Research

    Computational approaches to discover mechanisms of somatic and germline mutagenesis

    Germline mutations fuel evolution and cause inherited diseases, while somatic mutations underlie clonal expansions, cancer, and likely contribute to aging.

    In the Seplyarskiy lab, we use large-scale sequencing data and population-genetic modeling to discover and characterize the mutational mechanisms shaping both germline and somatic genomes. Our work focuses on extracting mechanistic insight directly from patterns of genomic variation, using computational and data-driven approaches.

    This research direction builds on discoveries that revealed how major mutagenic processes operate in vivo, including how endogenous mutagens gain access to nuclear DNA and how bulky DNA lesions are resolved during DNA replication. These studies showed that distinct mutational mechanisms leave interpretable, quantitative signatures in genomic data.

    My lab aims to identify previously unrecognized mutational processes, quantify their timing and strength, and characterize their evolution across the tree of life. This knowledge will help elucidate how these processes interact with selection during clonal evolution, cancer development, and aging. A central goal is to develop general computational frameworks that connect observed mutation patterns to underlying molecular mechanisms across tissues and evolutionary timescales.

      

    Effect of germline and somatic mutations through population-genetic inference

    Functionally important germline mutations affect organismal fitness, while functional somatic mutations can drive clonal expansions within tissues. Despite their different biological contexts, both processes are governed by the same population-genetic principles of mutation, selection, and drift.

    In this research direction, we use allele frequency distributions in large genomic datasets to infer the strength and timing of selection acting on germline and somatic mutations. By modeling how mutations propagate in populations and within tissues, we aim to distinguish neutral variation from mutations under positive or negative selection and to connect these signatures to disease risk and functional impact.

    Role of de novo mutations in rare disease

    A substantial fraction of cases of rare, severe diseases, such as neurodevelopmental disorders, can be attributed to de novo mutations, DNA changes that are absent in healthy parents but present in affected offspring.

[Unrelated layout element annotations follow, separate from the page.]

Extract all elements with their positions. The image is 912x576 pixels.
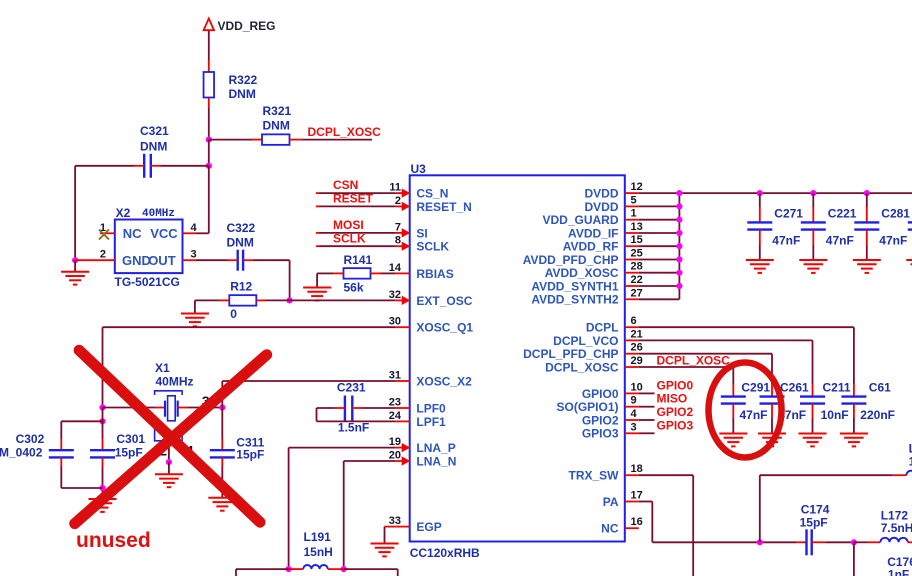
pin 20 LNA_N [389, 450, 457, 469]
svg-text:X1: X1 [155, 361, 170, 375]
svg-text:R322: R322 [229, 73, 258, 87]
capacitor C321 [144, 154, 151, 178]
capacitor C302 [49, 450, 74, 457]
svg-text:9: 9 [631, 395, 637, 407]
pin 24 LPF1 [389, 410, 446, 429]
svg-text:3: 3 [191, 249, 197, 261]
capacitor C311 [210, 450, 235, 457]
svg-text:OUT: OUT [148, 253, 176, 268]
pin 31 XOSC_X2 [389, 370, 472, 389]
svg-text:LPF1: LPF1 [416, 415, 446, 429]
svg-text:220nF: 220nF [860, 408, 895, 422]
node junction bus 12 [676, 190, 682, 196]
pin 15 AVDD_RF [563, 234, 643, 253]
svg-text:C211: C211 [823, 380, 851, 394]
wire C231 left loop to LPF1 [335, 407, 345, 409]
node junction X1 pin3 [219, 404, 225, 410]
capacitor C174 [807, 529, 812, 555]
op-amp U3 body CC120xRHB [410, 175, 625, 541]
ground under C291 [719, 434, 747, 447]
svg-text:XOSC_X2: XOSC_X2 [416, 374, 472, 388]
wire AVDD pin row 27 [639, 298, 680, 300]
wire C301 top [102, 408, 104, 440]
svg-text:C302: C302 [16, 432, 45, 446]
svg-text:DNM: DNM [227, 236, 254, 250]
svg-text:14: 14 [389, 262, 402, 274]
wire AVDD pin row 1 [639, 219, 680, 221]
wire R322 to junction [208, 98, 210, 109]
svg-text:29: 29 [631, 355, 643, 367]
svg-text:30: 30 [389, 316, 401, 328]
svg-text:4: 4 [191, 222, 198, 234]
node junction L172/C176 [851, 539, 857, 545]
wire XOSC_X2 net [221, 381, 223, 408]
ground under C211 [799, 434, 827, 447]
wire C322 to EXT_OSC junction [228, 259, 238, 261]
svg-text:15nH: 15nH [304, 545, 333, 559]
pin 7 SI [395, 221, 428, 240]
svg-text:LNA_P: LNA_P [416, 441, 455, 455]
svg-text:DVDD: DVDD [584, 200, 618, 214]
svg-text:13: 13 [631, 221, 643, 233]
wire DVDD bus horizontal [639, 192, 912, 194]
svg-text:VDD_REG: VDD_REG [218, 19, 276, 33]
svg-text:GPIO3: GPIO3 [657, 418, 694, 432]
pin 11 CS_N [389, 182, 448, 201]
svg-text:LPF0: LPF0 [416, 401, 446, 415]
pin 5 DVDD [584, 194, 638, 213]
capacitor C291 [721, 380, 771, 433]
svg-text:DCPL: DCPL [586, 321, 619, 335]
node junction bus 15 [676, 243, 682, 249]
node junction C321/VCC [206, 163, 212, 169]
svg-text:40MHz: 40MHz [142, 208, 175, 220]
svg-text:C271: C271 [774, 207, 803, 221]
pin 17 PA [603, 490, 643, 509]
svg-text:24: 24 [389, 410, 402, 422]
wire EGP to ground [385, 526, 396, 528]
wire LNA_P net [289, 447, 396, 449]
no-connect X on pin 1 [99, 230, 109, 240]
svg-text:NC: NC [123, 226, 142, 241]
wire C176 down [853, 542, 855, 576]
svg-text:26: 26 [631, 342, 643, 354]
svg-text:15pF: 15pF [236, 447, 264, 461]
wire C174 right [812, 541, 826, 543]
net stub GPIO3 [639, 432, 655, 434]
svg-text:3: 3 [631, 421, 637, 433]
pin 33 EGP [389, 515, 442, 534]
capacitor C231 [345, 396, 352, 421]
wire DCPL net y353 [639, 353, 772, 355]
node junction RF branch [757, 539, 763, 545]
pin 1 X2 NC [100, 232, 115, 234]
pin 26 DCPL_PFD_CHP [523, 342, 643, 361]
svg-text:TRX_SW: TRX_SW [568, 469, 619, 483]
net RESET wire [316, 192, 396, 207]
net CSN wire [316, 178, 396, 193]
net stub GPIO0 [639, 392, 655, 394]
svg-text:CC120xRHB: CC120xRHB [410, 546, 480, 560]
svg-text:15: 15 [631, 234, 643, 246]
wire R141 left to ground [333, 272, 344, 274]
wire VDD_REG to R322 [208, 31, 210, 60]
svg-text:10: 10 [631, 381, 643, 393]
svg-text:7.5nH: 7.5nH [881, 521, 912, 535]
svg-text:U3: U3 [411, 162, 427, 176]
wire AVDD pin row 25 [639, 259, 680, 261]
wire AVDD pin row 13 [639, 232, 680, 234]
pin 3 X2 OUT wire [183, 259, 197, 261]
svg-text:CSN: CSN [333, 178, 358, 192]
svg-text:AVDD_PFD_CHP: AVDD_PFD_CHP [523, 253, 619, 267]
svg-text:C61: C61 [869, 380, 891, 394]
svg-text:C281: C281 [881, 207, 910, 221]
wire EXT_OSC [290, 299, 396, 301]
svg-text:16: 16 [631, 516, 643, 528]
wire C301 bottom to ground [102, 457, 104, 467]
svg-text:0: 0 [230, 307, 237, 321]
svg-text:C291: C291 [741, 380, 770, 394]
svg-text:C301: C301 [116, 432, 145, 446]
svg-text:C321: C321 [140, 124, 169, 138]
svg-text:8: 8 [395, 235, 401, 247]
svg-text:DNM: DNM [140, 140, 167, 154]
svg-text:GPIO2: GPIO2 [582, 413, 619, 427]
svg-text:EGP: EGP [416, 520, 441, 534]
wire LPF0 to C231 [352, 407, 362, 409]
ground under C281 [853, 260, 881, 273]
svg-text:TG-5021CG: TG-5021CG [115, 275, 180, 289]
svg-text:L191: L191 [304, 530, 332, 544]
wire X1 left [103, 407, 156, 409]
svg-text:R141: R141 [344, 253, 373, 267]
svg-text:XOSC_Q1: XOSC_Q1 [416, 321, 473, 335]
svg-text:GPIO0: GPIO0 [582, 387, 619, 401]
svg-text:32: 32 [389, 289, 401, 301]
svg-text:PA: PA [603, 495, 619, 509]
capacitor C221 [801, 190, 857, 260]
net MOSI wire [316, 218, 396, 233]
capacitor C2x partial at right edge [908, 222, 912, 229]
oscillator X2 body [115, 220, 183, 274]
net stub MISO [639, 406, 655, 408]
pin 3 GPIO3 [582, 421, 639, 440]
svg-text:R321: R321 [263, 104, 292, 118]
svg-text:L17: L17 [909, 442, 912, 456]
wire RF branch up [759, 475, 761, 542]
wire C311 top [221, 408, 223, 440]
node junction bus 28 [676, 270, 682, 276]
svg-text:6: 6 [631, 315, 637, 327]
wire PA net [639, 501, 653, 503]
pin 28 AVDD_XOSC [545, 261, 643, 280]
svg-text:5: 5 [631, 194, 637, 206]
wire XOSC_Q1 net [103, 326, 396, 328]
net SCLK wire [316, 231, 396, 246]
wire DCPL net y340 [639, 339, 813, 341]
unused cross mark X [75, 350, 267, 523]
highlight ellipse around C291 [709, 363, 782, 458]
svg-text:RESET: RESET [333, 192, 374, 206]
pin 18 TRX_SW [568, 463, 642, 482]
svg-text:CS_N: CS_N [416, 187, 448, 201]
svg-text:1nF: 1nF [888, 567, 909, 576]
svg-text:AVDD_RF: AVDD_RF [563, 240, 619, 254]
pin 13 AVDD_IF [568, 221, 643, 240]
svg-text:10nF: 10nF [821, 408, 849, 422]
wire C321 right [151, 165, 161, 167]
svg-text:19: 19 [389, 436, 401, 448]
svg-text:C261: C261 [780, 380, 809, 394]
wire X1 right [178, 407, 188, 409]
ground under X1 [155, 474, 183, 487]
pin 16 NC [601, 516, 643, 535]
ground under C301 [89, 499, 117, 512]
wire AVDD pin row 15 [639, 245, 680, 247]
node junction X2 GND [72, 257, 78, 263]
pin 25 AVDD_PFD_CHP [523, 248, 643, 267]
svg-text:AVDD_IF: AVDD_IF [568, 226, 618, 240]
pin 32 EXT_OSC [389, 289, 473, 308]
crystal X1 [155, 391, 183, 441]
svg-text:31: 31 [389, 370, 401, 382]
svg-text:AVDD_SYNTH1: AVDD_SYNTH1 [531, 279, 618, 293]
capacitor C61 [841, 380, 895, 433]
wire R12 right to junction [256, 299, 266, 301]
resistor R12 [229, 295, 256, 306]
power symbol VDD_REG [204, 19, 214, 31]
svg-text:GND: GND [122, 253, 151, 268]
svg-text:DNM: DNM [263, 119, 290, 133]
svg-text:AVDD_XOSC: AVDD_XOSC [545, 266, 619, 280]
wire junction to R321 [209, 139, 252, 141]
wire AVDD pin row 28 [639, 272, 680, 274]
wire junction to ground [74, 260, 76, 272]
svg-text:VDD_GUARD: VDD_GUARD [542, 213, 618, 227]
svg-text:C174: C174 [801, 503, 830, 517]
node junction R321/R322 [206, 137, 212, 143]
ground under EGP [371, 544, 399, 557]
pin 6 DCPL [586, 315, 639, 334]
ground partial at right edge [906, 260, 912, 273]
svg-text:2: 2 [395, 195, 401, 207]
capacitor C301 [90, 450, 115, 457]
ground under R141 [303, 288, 331, 301]
node junction X1 pin1 [99, 404, 105, 410]
wire AVDD pin row 22 [639, 285, 680, 287]
svg-text:56k: 56k [344, 281, 364, 295]
svg-text:7: 7 [395, 221, 401, 233]
svg-text:GPIO0: GPIO0 [657, 378, 694, 392]
svg-text:SM_0402: SM_0402 [0, 446, 43, 460]
svg-text:VCC: VCC [150, 226, 178, 241]
svg-text:4: 4 [631, 408, 638, 420]
svg-text:40MHz: 40MHz [156, 375, 194, 389]
inductor L172 [854, 541, 868, 543]
ground under C261 [758, 434, 786, 447]
svg-text:C231: C231 [337, 381, 366, 395]
wire AVDD bus vertical [678, 193, 680, 299]
wire AVDD pin row 5 [639, 205, 680, 207]
capacitor C261 [760, 380, 810, 433]
svg-text:GPIO2: GPIO2 [657, 405, 694, 419]
svg-text:RBIAS: RBIAS [416, 267, 453, 281]
pin 19 LNA_P [389, 436, 456, 455]
resistor R141 [344, 268, 371, 279]
capacitor C281 [854, 190, 910, 260]
wire RF top to L1 edge [760, 474, 893, 476]
svg-text:GPIO3: GPIO3 [582, 427, 619, 441]
node junction bus 1 [676, 217, 682, 223]
svg-text:47nF: 47nF [826, 234, 854, 248]
pin 10 GPIO0 [582, 381, 643, 400]
node junction bus 25 [676, 256, 682, 262]
node junction C302 branch [99, 418, 105, 424]
svg-text:DCPL_XOSC: DCPL_XOSC [545, 360, 619, 374]
ground under R12 [181, 314, 209, 327]
svg-text:47nF: 47nF [740, 408, 768, 422]
svg-text:AVDD_SYNTH2: AVDD_SYNTH2 [531, 293, 618, 307]
svg-text:23: 23 [389, 397, 401, 409]
svg-text:47nF: 47nF [772, 234, 800, 248]
pin 4 GPIO2 [582, 408, 639, 427]
wire VCC up to C321 node [208, 166, 210, 234]
svg-text:C221: C221 [828, 207, 857, 221]
svg-text:17: 17 [631, 490, 643, 502]
pin 1 VDD_GUARD [542, 208, 638, 227]
svg-text:2: 2 [100, 249, 106, 261]
svg-text:21: 21 [631, 328, 643, 340]
pin 23 LPF0 [389, 397, 446, 416]
capacitor C271 [747, 190, 803, 260]
ground under C61 [840, 434, 868, 447]
svg-text:27: 27 [631, 287, 643, 299]
svg-text:DCPL_XOSC: DCPL_XOSC [657, 353, 731, 367]
ground under C271 [746, 260, 774, 273]
wire C302 bottom branch [60, 457, 62, 467]
node junction bus 13 [676, 230, 682, 236]
svg-text:SCLK: SCLK [416, 240, 449, 254]
pin 2 RESET_N [395, 195, 472, 214]
pin 4 X2 VCC wire [183, 232, 197, 234]
svg-text:15pF: 15pF [800, 516, 828, 530]
svg-text:MISO: MISO [657, 392, 688, 406]
svg-text:11: 11 [389, 182, 401, 194]
capacitor C211 [800, 380, 851, 433]
svg-text:47nF: 47nF [879, 234, 907, 248]
svg-text:C322: C322 [227, 221, 256, 235]
svg-text:28: 28 [631, 261, 643, 273]
svg-text:18: 18 [631, 463, 643, 475]
wire R321 to DCPL_XOSC label [290, 139, 302, 141]
svg-text:EXT_OSC: EXT_OSC [416, 294, 472, 308]
svg-text:X2: X2 [116, 206, 131, 220]
svg-text:33: 33 [389, 515, 401, 527]
svg-text:R12: R12 [230, 280, 252, 294]
pin 8 SCLK [395, 235, 450, 254]
svg-text:SO(GPIO1): SO(GPIO1) [556, 400, 618, 414]
pin 2 X2 GND wire [75, 259, 115, 261]
wire R12 left to ground [219, 299, 229, 301]
svg-text:SI: SI [416, 226, 427, 240]
wire junction down to C321 node [208, 140, 210, 166]
pin 21 DCPL_VCO [553, 328, 643, 347]
capacitor C322 [238, 250, 243, 271]
pin 12 DVDD [584, 181, 642, 200]
pin 30 XOSC_Q1 [389, 316, 474, 335]
wire C321 left to ground rail [134, 165, 144, 167]
svg-text:unused: unused [76, 529, 151, 552]
svg-text:22: 22 [631, 274, 643, 286]
wire C302 top branch [61, 420, 102, 422]
resistor R322 [204, 72, 215, 98]
ground under X2 GND [61, 272, 89, 285]
svg-text:DNM: DNM [229, 87, 256, 101]
wire L191 right [328, 568, 344, 570]
pin 27 AVDD_SYNTH2 [531, 287, 642, 306]
svg-text:25: 25 [631, 248, 643, 260]
wire DCPL net y367 [639, 366, 734, 368]
svg-text:1: 1 [631, 208, 637, 220]
wire R141 to RBIAS [371, 272, 382, 274]
pin 9 SO(GPIO1) [556, 395, 638, 414]
wire C311 bottom to ground [221, 457, 223, 467]
node junction L191 right [341, 566, 347, 572]
svg-text:DVDD: DVDD [584, 187, 618, 201]
inductor L1 partial at right edge [907, 471, 912, 476]
svg-text:12: 12 [631, 181, 643, 193]
pin 14 RBIAS [389, 262, 454, 281]
node junction L191 left [286, 566, 292, 572]
svg-text:DCPL_PFD_CHP: DCPL_PFD_CHP [523, 347, 618, 361]
wire TRX_SW net [639, 474, 693, 476]
net stub GPIO2 [639, 419, 655, 421]
pin 29 DCPL_XOSC [545, 355, 643, 374]
pin 22 AVDD_SYNTH1 [531, 274, 642, 293]
svg-text:20: 20 [389, 450, 401, 462]
node junction bus 22 [676, 283, 682, 289]
svg-text:15n: 15n [909, 455, 912, 469]
node junction X1 case [166, 459, 172, 465]
svg-text:SCLK: SCLK [333, 231, 366, 245]
wire LNA_N net [344, 460, 396, 462]
svg-text:DCPL_VCO: DCPL_VCO [553, 334, 618, 348]
ground under C311 [208, 498, 236, 511]
svg-text:LNA_N: LNA_N [416, 454, 456, 468]
node junction EXT_OSC/R12 [287, 297, 293, 303]
wire DCPL net y327 [639, 326, 854, 328]
ground under C221 [799, 260, 827, 273]
svg-text:NC: NC [601, 522, 619, 536]
inductor L191 [303, 565, 328, 569]
svg-text:1.5nF: 1.5nF [338, 421, 369, 435]
svg-text:DCPL_XOSC: DCPL_XOSC [308, 125, 382, 139]
svg-text:RESET_N: RESET_N [416, 200, 471, 214]
svg-text:MOSI: MOSI [333, 218, 364, 232]
resistor R321 [262, 134, 290, 145]
wire L191 left [289, 568, 304, 570]
svg-text:15pF: 15pF [115, 446, 143, 460]
node junction bus 5 [676, 203, 682, 209]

    Our lab studies the distribution of de novo mutations in large family-based cohorts to estimate the effects of these mutations on phenotype. We also aim to identify hypermutable genes that disproportionately contribute to disease risk. This work directly connects disease genetics to underlying mutational mechanisms and variation in mutation rates across the genome.

    Collaborators

    Donate Weghorn

    We collaborate with Donate Weghorn on mutagenesis.

    Evan Koch

    We collaborate with Evan Koch on population genetics and germline mutagenesis.

    Diane Shao

    We collaborate with Diane Shao  on somatic evolution.

    Evan Koch

    We collaborate with Joshua Schraiber and Matt Pennell on evolution of mutational processes on the tree of life.